FIFAワールドカップ2026(W杯)北中米大会の開幕を控え、日本(FIFAランキング18位)と1次リーグF組の初戦で対戦するオランダ(同7位)が、初出場のウズベキスタン(同50位)と大会前最後の実戦を行った。2-1の辛勝で、得点はともにFWコーディー・ガクポ(27=リバプール)のPKによるもの。ロナルド・クーマン監督(63)は「得点不足が少し頭の痛いところです」と本音をこぼした。
試合後の会見内容を、同国の公共放送NOSが伝えている。クーマン監督の一問一答全文は次の通り。
-試合を振り返って
得点不足が少し頭の痛いところです。今日も、特に前半は2、3回、決定機がありました。サマーフィルがトラップをミスしていなければキーパーと1対1でしたし、ドニエル(マレン)もゴールの目の前のシュートを外しました。チャンスはつくれていますが、ゴールを決めるのに苦労しています。もっと早い段階でゴールを決めないと、不運な形で引き分けに持ち込まれる可能性もあります。
-チャンスがありながらゴールに入らない時、ベンチに座っている監督としてはどう思われるのですか?
そればかりは私にはどうすることもできません。お手上げです。あとは信頼し続けるしかありません。ポジティブな面は、チャンスをつくれていることです。ただ、この2試合(対アルジェリア、対ウズベキスタン)を見る限り、流れの中から最低でも3、4ゴールは決めるべきでした。日曜日(の日本戦)には決められる、と(チャンスを多くつくっていることを)ポジティブに捉えましょう。
-W杯はもう目の前ですから改善が必要。ここ数日で何か取り組むことはありますか? 選手たちに対して何かアクションを起こしたり、机を叩いて怒鳴ったりするようなことはあるのでしょうか?
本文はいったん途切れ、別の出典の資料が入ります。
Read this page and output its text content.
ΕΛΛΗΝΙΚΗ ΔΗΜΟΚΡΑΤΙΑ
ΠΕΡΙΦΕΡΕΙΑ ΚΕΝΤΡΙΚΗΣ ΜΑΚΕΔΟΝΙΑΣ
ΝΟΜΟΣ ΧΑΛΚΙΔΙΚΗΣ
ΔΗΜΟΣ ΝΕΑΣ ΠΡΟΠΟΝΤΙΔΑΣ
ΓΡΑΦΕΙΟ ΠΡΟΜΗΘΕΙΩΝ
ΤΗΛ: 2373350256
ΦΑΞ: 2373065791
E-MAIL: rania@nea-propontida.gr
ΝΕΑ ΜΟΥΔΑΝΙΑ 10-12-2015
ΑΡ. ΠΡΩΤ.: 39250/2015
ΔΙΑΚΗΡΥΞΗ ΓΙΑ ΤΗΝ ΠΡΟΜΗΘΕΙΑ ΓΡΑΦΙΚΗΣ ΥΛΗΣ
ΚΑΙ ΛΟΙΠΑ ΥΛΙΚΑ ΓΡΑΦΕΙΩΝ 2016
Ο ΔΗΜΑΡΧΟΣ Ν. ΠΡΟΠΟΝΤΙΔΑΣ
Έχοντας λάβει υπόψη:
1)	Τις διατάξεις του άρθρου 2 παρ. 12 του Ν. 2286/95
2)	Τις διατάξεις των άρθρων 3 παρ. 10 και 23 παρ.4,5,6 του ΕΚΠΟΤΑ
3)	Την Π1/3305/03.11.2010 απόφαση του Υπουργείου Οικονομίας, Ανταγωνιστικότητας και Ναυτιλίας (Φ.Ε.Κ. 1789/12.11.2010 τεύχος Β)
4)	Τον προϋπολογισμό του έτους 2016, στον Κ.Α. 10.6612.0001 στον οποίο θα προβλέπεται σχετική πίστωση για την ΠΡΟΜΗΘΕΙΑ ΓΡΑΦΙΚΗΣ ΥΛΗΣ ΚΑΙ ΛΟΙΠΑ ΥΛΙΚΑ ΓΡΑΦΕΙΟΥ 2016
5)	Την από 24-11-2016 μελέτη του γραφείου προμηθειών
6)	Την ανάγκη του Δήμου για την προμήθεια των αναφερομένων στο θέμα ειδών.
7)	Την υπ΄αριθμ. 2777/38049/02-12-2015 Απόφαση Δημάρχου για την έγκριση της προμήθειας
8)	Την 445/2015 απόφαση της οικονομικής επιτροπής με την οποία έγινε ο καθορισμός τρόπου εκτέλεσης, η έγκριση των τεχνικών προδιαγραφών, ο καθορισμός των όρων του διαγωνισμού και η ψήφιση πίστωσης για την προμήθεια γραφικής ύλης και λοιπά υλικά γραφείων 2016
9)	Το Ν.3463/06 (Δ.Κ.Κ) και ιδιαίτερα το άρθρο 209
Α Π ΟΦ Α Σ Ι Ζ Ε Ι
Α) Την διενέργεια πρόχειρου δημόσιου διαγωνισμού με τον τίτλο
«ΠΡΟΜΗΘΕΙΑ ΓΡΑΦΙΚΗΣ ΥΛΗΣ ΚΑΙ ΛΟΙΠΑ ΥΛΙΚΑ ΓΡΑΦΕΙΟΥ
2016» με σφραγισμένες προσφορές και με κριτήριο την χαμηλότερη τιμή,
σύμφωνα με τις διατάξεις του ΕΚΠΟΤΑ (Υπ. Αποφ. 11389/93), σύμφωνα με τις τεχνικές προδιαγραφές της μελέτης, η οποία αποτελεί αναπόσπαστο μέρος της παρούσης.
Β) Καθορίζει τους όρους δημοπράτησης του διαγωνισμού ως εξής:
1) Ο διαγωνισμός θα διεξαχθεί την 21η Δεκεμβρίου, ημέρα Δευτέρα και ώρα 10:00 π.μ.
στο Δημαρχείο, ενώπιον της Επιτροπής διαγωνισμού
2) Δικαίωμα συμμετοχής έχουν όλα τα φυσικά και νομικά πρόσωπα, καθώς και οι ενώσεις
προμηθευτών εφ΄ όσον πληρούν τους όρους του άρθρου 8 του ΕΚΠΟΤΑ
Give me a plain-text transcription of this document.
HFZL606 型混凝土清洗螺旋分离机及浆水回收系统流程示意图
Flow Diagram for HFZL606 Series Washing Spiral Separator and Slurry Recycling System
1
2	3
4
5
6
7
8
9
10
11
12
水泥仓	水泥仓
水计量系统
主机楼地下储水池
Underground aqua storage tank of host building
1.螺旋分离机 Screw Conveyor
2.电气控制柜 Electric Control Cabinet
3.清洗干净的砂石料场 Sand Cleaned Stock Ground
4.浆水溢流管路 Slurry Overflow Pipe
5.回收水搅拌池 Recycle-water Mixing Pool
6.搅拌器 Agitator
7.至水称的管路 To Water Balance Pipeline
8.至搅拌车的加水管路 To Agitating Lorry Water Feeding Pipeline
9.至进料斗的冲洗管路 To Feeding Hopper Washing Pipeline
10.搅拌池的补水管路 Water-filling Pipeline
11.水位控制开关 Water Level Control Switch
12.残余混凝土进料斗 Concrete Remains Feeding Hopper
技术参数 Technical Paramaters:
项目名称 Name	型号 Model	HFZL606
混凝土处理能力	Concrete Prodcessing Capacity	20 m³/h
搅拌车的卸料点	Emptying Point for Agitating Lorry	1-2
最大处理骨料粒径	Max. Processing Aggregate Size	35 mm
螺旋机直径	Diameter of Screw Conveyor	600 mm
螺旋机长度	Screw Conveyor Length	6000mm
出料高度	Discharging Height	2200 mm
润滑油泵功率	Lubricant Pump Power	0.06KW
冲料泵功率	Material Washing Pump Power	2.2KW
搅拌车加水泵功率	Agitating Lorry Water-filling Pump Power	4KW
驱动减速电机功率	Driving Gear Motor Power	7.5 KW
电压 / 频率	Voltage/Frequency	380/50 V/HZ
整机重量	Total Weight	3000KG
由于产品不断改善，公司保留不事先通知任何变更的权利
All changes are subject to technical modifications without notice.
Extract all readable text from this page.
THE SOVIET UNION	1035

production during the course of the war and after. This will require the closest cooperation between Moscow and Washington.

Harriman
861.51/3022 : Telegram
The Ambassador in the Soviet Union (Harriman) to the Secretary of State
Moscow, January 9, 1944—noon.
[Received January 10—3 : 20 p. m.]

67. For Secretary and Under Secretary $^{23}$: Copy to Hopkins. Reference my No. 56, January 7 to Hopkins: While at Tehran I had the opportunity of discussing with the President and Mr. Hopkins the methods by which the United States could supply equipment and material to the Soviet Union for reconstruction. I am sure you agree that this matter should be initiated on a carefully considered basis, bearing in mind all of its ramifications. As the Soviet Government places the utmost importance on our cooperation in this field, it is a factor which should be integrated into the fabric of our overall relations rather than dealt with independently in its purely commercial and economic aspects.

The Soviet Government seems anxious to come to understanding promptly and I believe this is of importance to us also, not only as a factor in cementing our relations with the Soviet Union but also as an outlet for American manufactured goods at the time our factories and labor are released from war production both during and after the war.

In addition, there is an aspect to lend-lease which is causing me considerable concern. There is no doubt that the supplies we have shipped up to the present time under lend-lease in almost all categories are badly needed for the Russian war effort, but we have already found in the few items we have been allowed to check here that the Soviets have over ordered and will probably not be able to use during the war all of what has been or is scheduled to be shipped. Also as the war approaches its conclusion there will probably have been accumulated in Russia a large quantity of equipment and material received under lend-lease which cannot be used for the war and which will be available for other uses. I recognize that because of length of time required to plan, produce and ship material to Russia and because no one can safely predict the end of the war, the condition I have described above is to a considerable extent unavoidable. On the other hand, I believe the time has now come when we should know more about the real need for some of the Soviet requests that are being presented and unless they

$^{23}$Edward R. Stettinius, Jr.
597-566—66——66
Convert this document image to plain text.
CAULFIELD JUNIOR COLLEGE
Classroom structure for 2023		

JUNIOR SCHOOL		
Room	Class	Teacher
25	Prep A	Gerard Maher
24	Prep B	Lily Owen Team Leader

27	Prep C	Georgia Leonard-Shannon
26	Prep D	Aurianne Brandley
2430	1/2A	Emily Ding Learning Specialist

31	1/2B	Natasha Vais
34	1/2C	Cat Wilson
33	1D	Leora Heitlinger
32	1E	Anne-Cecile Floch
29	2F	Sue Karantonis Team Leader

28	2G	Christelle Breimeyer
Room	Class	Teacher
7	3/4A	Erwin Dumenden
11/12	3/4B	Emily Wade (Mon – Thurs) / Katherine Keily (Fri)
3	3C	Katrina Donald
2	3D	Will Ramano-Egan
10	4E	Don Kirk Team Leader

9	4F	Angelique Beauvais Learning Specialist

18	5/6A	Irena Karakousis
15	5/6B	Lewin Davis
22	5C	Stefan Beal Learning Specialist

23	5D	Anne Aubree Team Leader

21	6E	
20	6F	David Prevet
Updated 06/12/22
机を叩く、ですか? 選手たちには「ゴール前でもっと鋭くプレーしろ」と伝えることしかできません。繰り返しになりますが、ポジティブなのはチャンスをつくれている点です。そうでなければ、本当に「頭の痛い大問題」になってしまいますが、そうではありません。我々には得点するクオリティーがあります。ただ、今回はゴールが(オープンプレーから)生まれなかった。それがこの2試合の良くなかった点です。それは分かっています。
-GK(負傷交代したフェルブルッヘン)の状態はいかがですか?
「様子見です。腰回りに打撃を受けたのが見えました。今は(打撲による)どのような反応が出るか経過を見る必要があります。現時点ではそれ以上、何も言えません」
-サマーフィルへの激しいファウル(PKを奪ったシーン。相手DFのレイトタックルで足首を痛めた場面)、フェルブルッヘンの負傷、PK。さらにはティルへのレッドカード。何とも奇妙な午後になりましたね。決して理想的な試合内容ではなかったかと思います
ええ、望ましい展開ではありません。お互いが勝利を目指して普通にプレーする試合であってほしいものです。しかし、サマーフィルがあれほどのタックルを受けてPKにしかならず、一方で偶然、ボールが手に当たっただけの選手(ティル)にレッドカードが出されるのですから。これからの本大会で、審判のレベルがああでないことを祈るばかりです。
-本大会で、オランダ自体がチャンスを生かせず苦戦するような展開にならないことも祈りたいですね。今回の準備期間の遠征はかなり異例のものだったと思いますが、どのような心境で本大会へ向かいますか?
それが現状ですから、受け入れて対処するしかありません。多くの選手を90分間プレーさせられたことは、この状況下におけるポジティブな要素です。本番まであと数日ありますが、うまくやれると完全に信じています。
-最後に(ユリエン・ティンバーの離脱に伴う補欠の)へールトライダは、いつ合流しますか? ここ数日は休みだったのでしょうか、それともザイスト(オランダ・サッカー協会の施設)でコンディションを維持していたのですか? 彼はどこにいたのでしょう?
「彼とは、もちろん連絡を取り合っていました。ユリエン・ティンバーの状況を知っていたので、彼はオランダ国内にいました。数日間はトレーニングをしていませんでしたが、通常通りであれば、明日(9日)の午後にはカンザス(シティー)に到着します」
-そこから(日本との初戦の会場)ダラスへ?
「まずはカンザスへ行き、その後にダラスです」
-ありがとうございました。笑顔が見られて良かったです。
ええ、笑顔を見せるよう心掛けてます。